More Questions than Answers from Data Breach Report

August 11, 2014
No Comment

By Shannon Perry

The American media has never paid more attention to data breaches and cybersecurity than it does today. Major breaches in the last year – at large companies like Target and eBay – have made information security discussions more worrying and more widespread, albeit still not universally understood.

On August 5th, Nicole Perlroth and David Gelles with The New York Times published an article titled “Russian Hackers Amass Over a Billion Internet Passwords.” According to the report, Holden Security, an information security firm out of Milwaukee, recently discovered that hackers operating in Russia have gathered a vast collection of stolen information. “A Russian crime ring has amassed the largest known collection of stolen Internet credentials,” the article begins, “including 1.2 billion user name and password combinations and more than 500 million email addresses, security researchers say” – news that should not be taken lightly.

Without question, this alleged motherload of information potentially poses a threat to millions of Internet users, but not all cybersecurity experts consider the news equally important. Danny Yadron with The Wall Street Journal  covered the story as well – in an article called “Experts Question Scope of Reported Russian Hack.” The article maintains that much of the collection is simply information from previously stolen information, and it express skepticism that the news is such a big deal.

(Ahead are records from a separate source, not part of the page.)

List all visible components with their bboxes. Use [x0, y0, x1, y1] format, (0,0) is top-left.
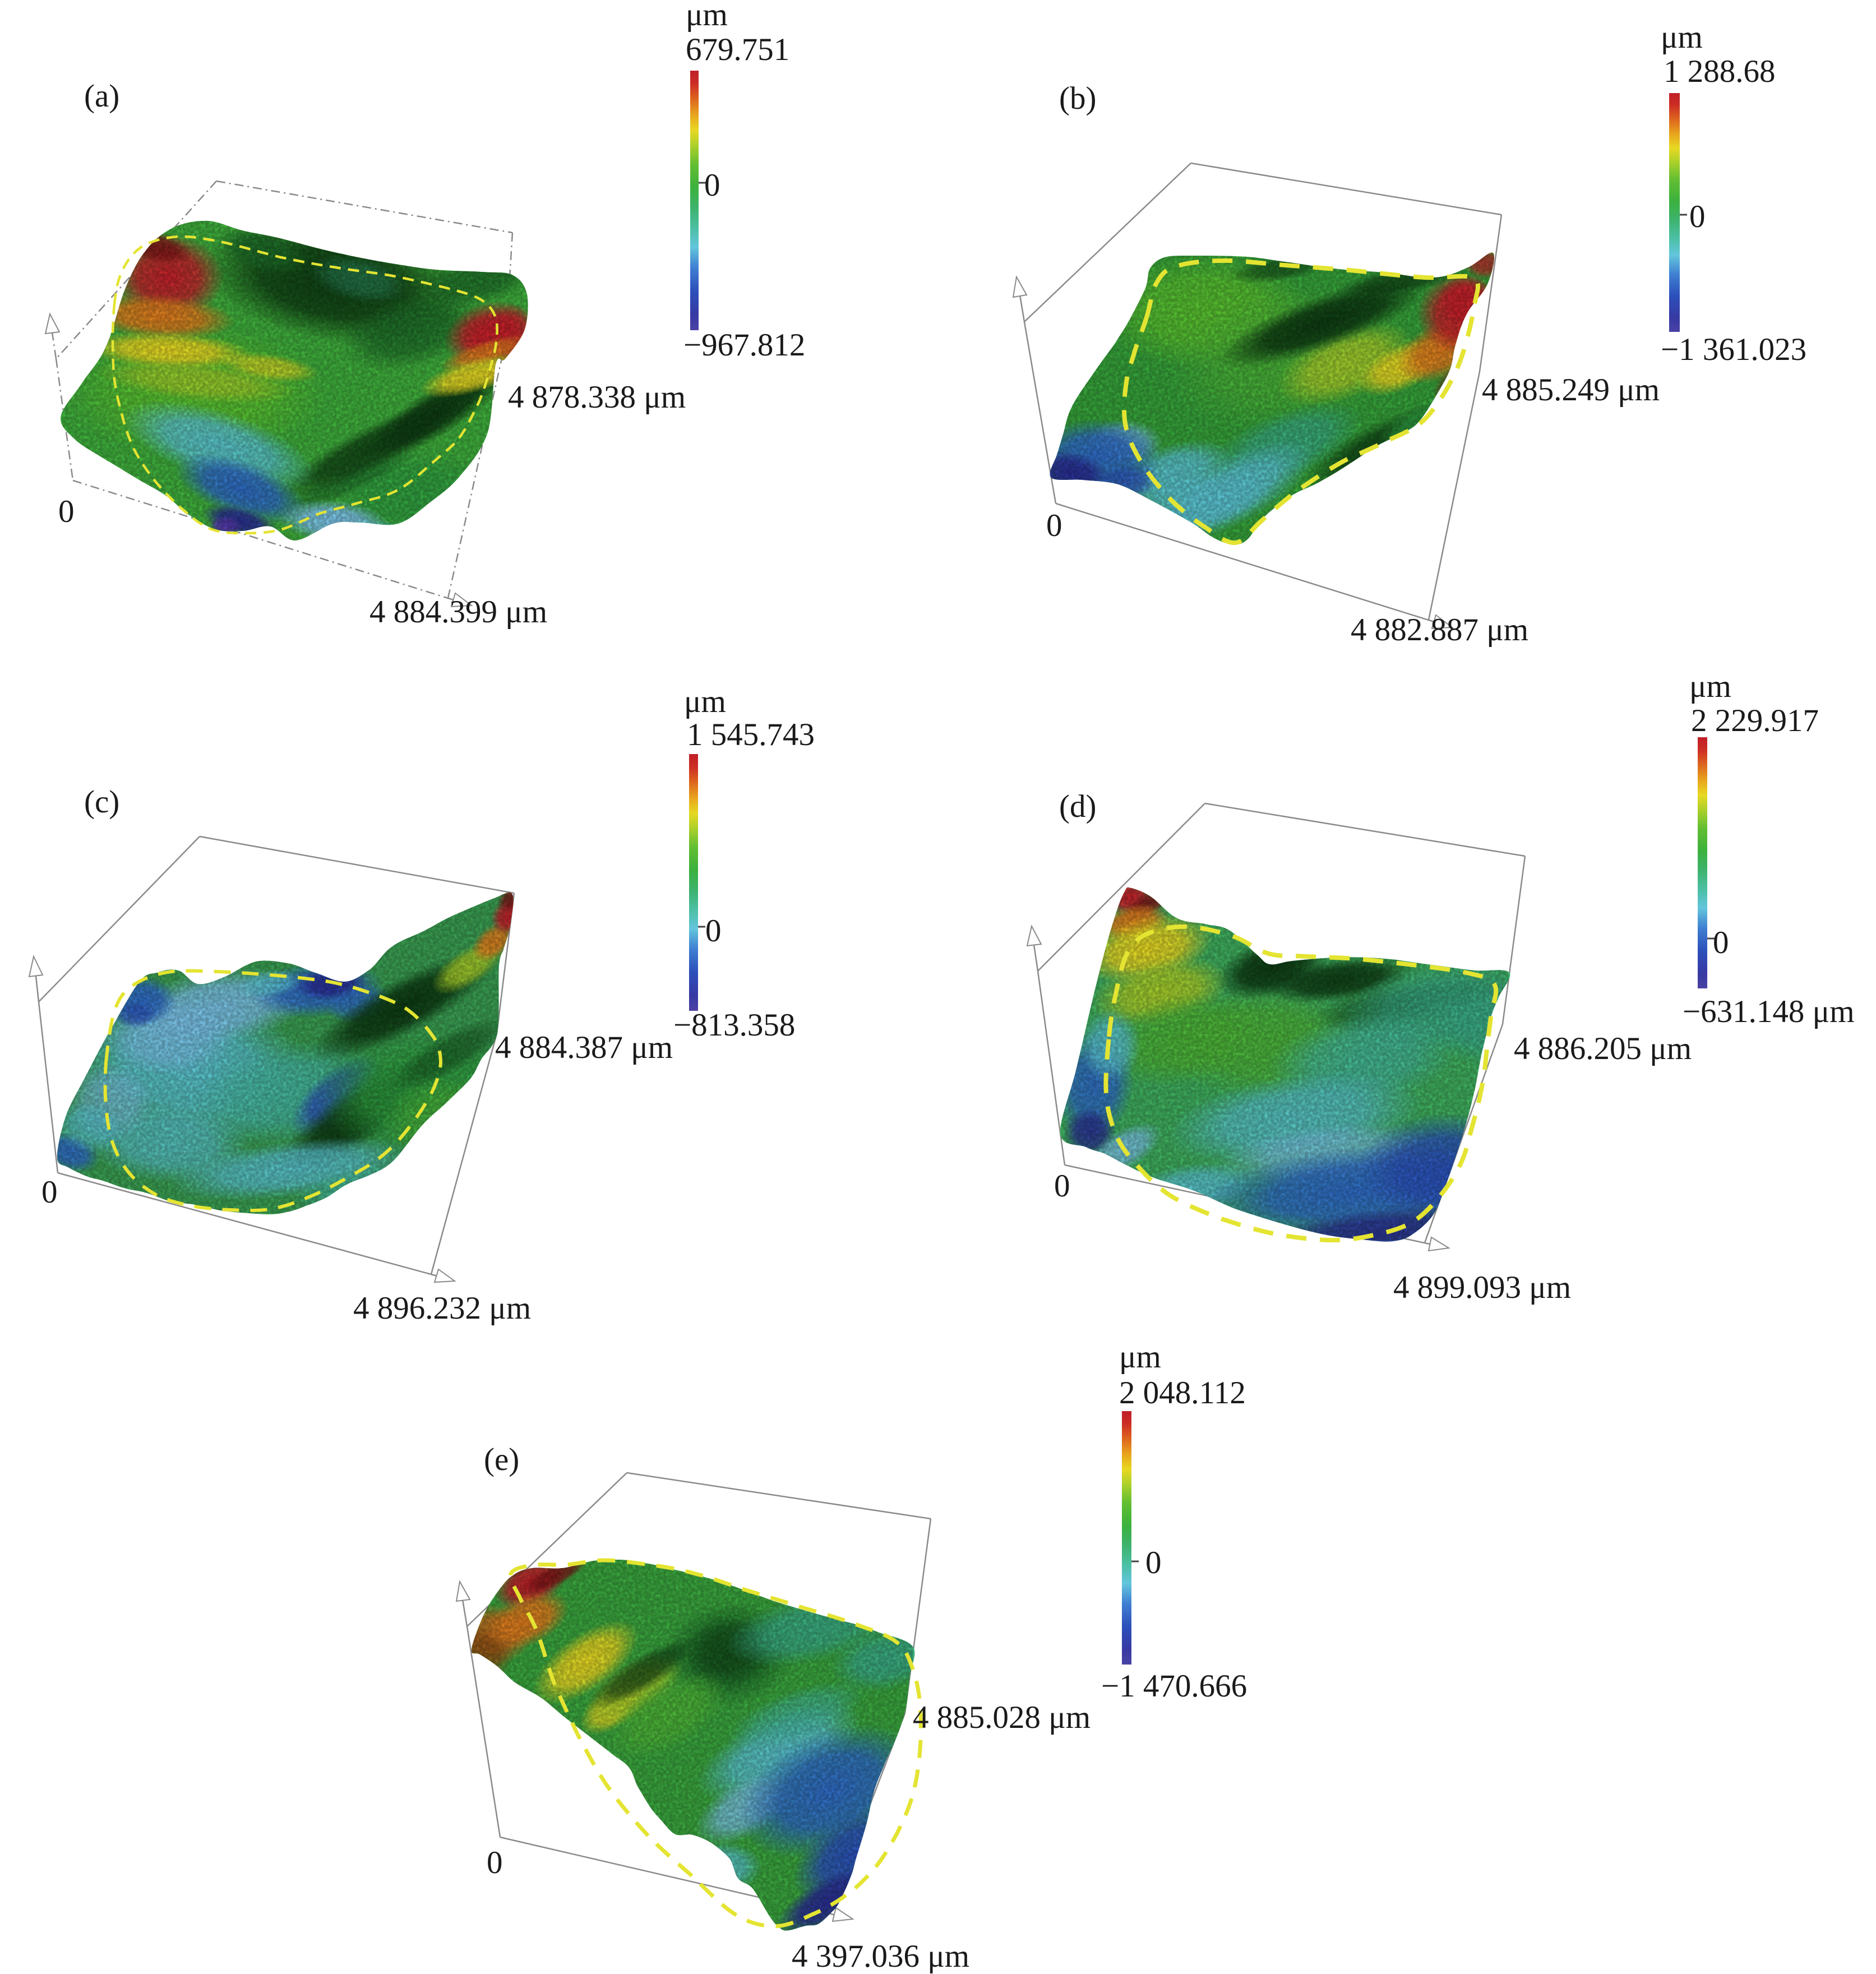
svg-text:0: 0	[1054, 1168, 1070, 1204]
svg-text:2 048.112: 2 048.112	[1119, 1375, 1246, 1411]
svg-text:4 896.232 μm: 4 896.232 μm	[353, 1291, 531, 1326]
svg-text:(a): (a)	[84, 78, 119, 114]
svg-text:4 885.028 μm: 4 885.028 μm	[913, 1700, 1091, 1735]
svg-text:4 885.249 μm: 4 885.249 μm	[1482, 372, 1660, 408]
svg-text:−1 470.666: −1 470.666	[1101, 1668, 1247, 1704]
svg-text:0: 0	[1713, 925, 1729, 960]
svg-text:0: 0	[1689, 199, 1706, 234]
svg-text:1 545.743: 1 545.743	[687, 717, 815, 752]
svg-text:(e): (e)	[484, 1442, 519, 1477]
svg-text:1 288.68: 1 288.68	[1664, 54, 1776, 89]
svg-text:−813.358: −813.358	[673, 1007, 795, 1043]
svg-text:0: 0	[487, 1845, 503, 1880]
svg-text:μm: μm	[686, 0, 728, 33]
svg-text:−967.812: −967.812	[683, 327, 805, 363]
svg-text:4 884.399 μm: 4 884.399 μm	[369, 594, 547, 630]
svg-text:(c): (c)	[84, 784, 119, 820]
svg-text:(b): (b)	[1059, 81, 1096, 116]
svg-text:μm: μm	[1689, 669, 1731, 704]
svg-text:0: 0	[41, 1175, 58, 1210]
svg-text:μm: μm	[1661, 20, 1703, 55]
svg-text:4 886.205 μm: 4 886.205 μm	[1514, 1031, 1692, 1066]
svg-text:4 884.387 μm: 4 884.387 μm	[495, 1030, 673, 1065]
svg-text:−1 361.023: −1 361.023	[1661, 332, 1806, 367]
svg-text:2 229.917: 2 229.917	[1691, 703, 1819, 738]
svg-text:679.751: 679.751	[686, 32, 789, 67]
svg-text:μm: μm	[684, 684, 726, 719]
svg-text:4 899.093 μm: 4 899.093 μm	[1393, 1270, 1571, 1305]
svg-text:0: 0	[1046, 508, 1062, 543]
svg-text:μm: μm	[1119, 1339, 1161, 1375]
svg-text:4 882.887 μm: 4 882.887 μm	[1351, 612, 1528, 648]
svg-text:−631.148 μm: −631.148 μm	[1683, 994, 1855, 1029]
svg-text:4 878.338 μm: 4 878.338 μm	[508, 380, 686, 415]
svg-text:0: 0	[704, 168, 720, 203]
svg-text:0: 0	[58, 494, 75, 529]
svg-text:0: 0	[705, 913, 722, 949]
svg-text:4 397.036 μm: 4 397.036 μm	[792, 1939, 969, 1974]
svg-text:0: 0	[1145, 1545, 1162, 1580]
svg-text:(d): (d)	[1059, 789, 1096, 824]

Of course, identifying every threat and theft resulting from this collection is impossible, so determining the severity of such a situation is often more of an art than a science. Tracing a cyber attack back to its source is a bit more onerous than checking your email. In any case, the diversity of opinion surrounding the story is indicative of the ambiguity of the cyber environment, and the conflicting stories reflect the continued difficulty that much of the American public encounters while trying to understand cybersecurity and technical information.